その争いごとを避けるため、お互いを尊重しつつ気持ちよく生活するため生み出された庶民の知恵が「江戸しぐさ」です。
今日の講演会では、越川先生は着席のままお話になりました。
そして、アシスタントを務める「NPO法人 江戸しぐさ」の正会員である遠藤さんがホワイトボードにキーワードを大きな見やすい字で書いておられました。


次々にキーワードが書かれました



江戸しぐさは、江戸の商人を中心とした町人たちの間で花開いた「思いやり」の形です。出会う人すべてを「仏の化身」と考えていた江戸の人々は、失礼のないしぐさを身につけていました。譲り合いの心を大切にし、自分は一歩引いて相手を立てる。
威張りもしなければ、こびることもしない。あくまでも対等な人間同士として、ごく自然に実践していたものが江戸しぐさなのです。
しぐさとは、ふつうは「仕草」と書きますが、江戸しぐさの場合は「思草」と書きます。「思」は、思いやり。「草」は草花ではなく、行為、行動を意味します。
つまり、その人の思いやりがそのまま行いになったものなのです。


越川先生、本当にお元気です!



わが社の佐久間進会長は、以前から江戸しぐさに注目していました。そのため、この道の第一人者である越川禮子先生を会社にお招きして、御指導いただきました。
もともとは小笠原流を会社ぐるみで学んでいました。
小笠原流武家の礼法ですが、江戸しぐさは商家の作法。
武士と商人の違いはありますが、ともに「思いやりのかたち」としては同じです。
わたしは、『人間関係を良くする17の魔法』(致知出版社)や『隣人の時代』(三五館)、『ホスピタリティ・カンパニー』(三五館)などで、「江戸しぐさ」を紹介しました。

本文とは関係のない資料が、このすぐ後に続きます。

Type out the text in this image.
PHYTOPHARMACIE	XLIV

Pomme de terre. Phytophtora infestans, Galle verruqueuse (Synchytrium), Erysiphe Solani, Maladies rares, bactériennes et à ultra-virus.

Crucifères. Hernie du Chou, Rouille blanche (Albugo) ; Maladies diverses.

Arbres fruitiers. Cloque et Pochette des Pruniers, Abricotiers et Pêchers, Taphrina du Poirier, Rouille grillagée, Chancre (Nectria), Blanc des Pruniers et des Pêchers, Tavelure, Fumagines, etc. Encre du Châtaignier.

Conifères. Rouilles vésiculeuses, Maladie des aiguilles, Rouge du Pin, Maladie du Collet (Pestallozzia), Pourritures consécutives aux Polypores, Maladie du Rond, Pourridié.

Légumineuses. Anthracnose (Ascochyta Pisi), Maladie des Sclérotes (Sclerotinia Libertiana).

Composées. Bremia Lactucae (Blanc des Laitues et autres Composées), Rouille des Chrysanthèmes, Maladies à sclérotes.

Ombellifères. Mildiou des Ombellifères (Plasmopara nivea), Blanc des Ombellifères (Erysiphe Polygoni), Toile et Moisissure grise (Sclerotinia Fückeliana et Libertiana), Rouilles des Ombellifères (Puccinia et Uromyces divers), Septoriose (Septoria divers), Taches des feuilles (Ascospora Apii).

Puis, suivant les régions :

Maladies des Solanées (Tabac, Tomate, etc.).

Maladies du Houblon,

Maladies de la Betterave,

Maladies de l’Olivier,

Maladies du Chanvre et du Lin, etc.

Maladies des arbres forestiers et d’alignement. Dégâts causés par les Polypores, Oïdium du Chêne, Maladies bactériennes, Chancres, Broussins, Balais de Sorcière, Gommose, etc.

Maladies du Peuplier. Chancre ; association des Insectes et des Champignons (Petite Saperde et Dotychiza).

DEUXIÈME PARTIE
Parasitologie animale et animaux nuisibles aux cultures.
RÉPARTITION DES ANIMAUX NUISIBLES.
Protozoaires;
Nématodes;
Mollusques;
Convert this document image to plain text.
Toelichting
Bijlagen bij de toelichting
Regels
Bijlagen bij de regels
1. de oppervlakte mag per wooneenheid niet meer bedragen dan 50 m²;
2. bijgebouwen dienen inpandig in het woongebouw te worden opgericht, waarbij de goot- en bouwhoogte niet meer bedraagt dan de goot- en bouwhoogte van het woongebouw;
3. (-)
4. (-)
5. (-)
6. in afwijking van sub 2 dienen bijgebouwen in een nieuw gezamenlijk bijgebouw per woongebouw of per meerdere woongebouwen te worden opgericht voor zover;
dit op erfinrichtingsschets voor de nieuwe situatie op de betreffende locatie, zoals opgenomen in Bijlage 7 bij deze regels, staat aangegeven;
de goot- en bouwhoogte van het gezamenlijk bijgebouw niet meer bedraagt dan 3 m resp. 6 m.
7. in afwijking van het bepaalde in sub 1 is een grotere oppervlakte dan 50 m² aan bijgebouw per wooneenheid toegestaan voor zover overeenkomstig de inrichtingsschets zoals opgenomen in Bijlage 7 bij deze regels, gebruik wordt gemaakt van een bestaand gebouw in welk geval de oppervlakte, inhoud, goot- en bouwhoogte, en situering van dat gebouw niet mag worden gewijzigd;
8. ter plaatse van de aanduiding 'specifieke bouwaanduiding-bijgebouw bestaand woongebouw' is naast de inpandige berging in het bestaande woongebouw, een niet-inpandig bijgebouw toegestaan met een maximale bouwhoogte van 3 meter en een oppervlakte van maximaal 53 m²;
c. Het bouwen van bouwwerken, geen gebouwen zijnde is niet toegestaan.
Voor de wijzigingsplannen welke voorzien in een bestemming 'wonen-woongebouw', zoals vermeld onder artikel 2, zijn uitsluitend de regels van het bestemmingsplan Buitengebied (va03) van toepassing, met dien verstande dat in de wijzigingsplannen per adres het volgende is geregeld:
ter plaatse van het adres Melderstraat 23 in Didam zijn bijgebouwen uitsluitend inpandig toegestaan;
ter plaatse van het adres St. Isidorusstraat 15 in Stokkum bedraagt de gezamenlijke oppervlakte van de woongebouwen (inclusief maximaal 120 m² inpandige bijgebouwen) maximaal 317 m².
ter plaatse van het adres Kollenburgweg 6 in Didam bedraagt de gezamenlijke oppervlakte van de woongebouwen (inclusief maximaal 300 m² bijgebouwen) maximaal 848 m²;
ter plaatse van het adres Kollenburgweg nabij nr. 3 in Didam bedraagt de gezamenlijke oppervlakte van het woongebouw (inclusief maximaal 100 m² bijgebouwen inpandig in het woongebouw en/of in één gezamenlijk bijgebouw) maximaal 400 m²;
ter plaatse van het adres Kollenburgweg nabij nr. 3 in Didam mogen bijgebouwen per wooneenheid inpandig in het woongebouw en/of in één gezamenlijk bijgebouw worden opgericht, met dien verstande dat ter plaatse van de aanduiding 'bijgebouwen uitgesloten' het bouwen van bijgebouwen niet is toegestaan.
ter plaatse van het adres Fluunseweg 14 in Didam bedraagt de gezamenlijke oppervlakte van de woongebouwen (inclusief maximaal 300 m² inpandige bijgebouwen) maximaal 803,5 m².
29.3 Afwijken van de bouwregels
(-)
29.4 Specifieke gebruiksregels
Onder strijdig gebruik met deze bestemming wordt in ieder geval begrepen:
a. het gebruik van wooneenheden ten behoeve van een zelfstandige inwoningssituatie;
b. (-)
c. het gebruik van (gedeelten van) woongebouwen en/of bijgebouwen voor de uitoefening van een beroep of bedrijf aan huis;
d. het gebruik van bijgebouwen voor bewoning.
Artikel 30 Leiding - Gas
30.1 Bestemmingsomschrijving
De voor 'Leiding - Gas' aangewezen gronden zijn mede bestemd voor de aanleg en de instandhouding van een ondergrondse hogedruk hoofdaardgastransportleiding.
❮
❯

越川先生によれば、「江戸しぐさとは、マナーではない」そうです。
そして、「江戸しぐさは、江戸っ子のよい癖です」とおっしゃっています。
癖というのは、いちいち考えなくても体が先に動いてしまうということです。
すなわち、陽明学の「知行合一」にも通じる世界だと思います。
そんな江戸しぐさの根底には互助共生の精神があると、越川先生はいいます。
人にして気持ちいい、してもらって気持ちいい、はたの目に気持ちいいもの、それが江戸しぐさなのです。最後に、「リーダーこそ、江戸しぐさを身につけるべき」という越川先生のお言葉が心に残りました。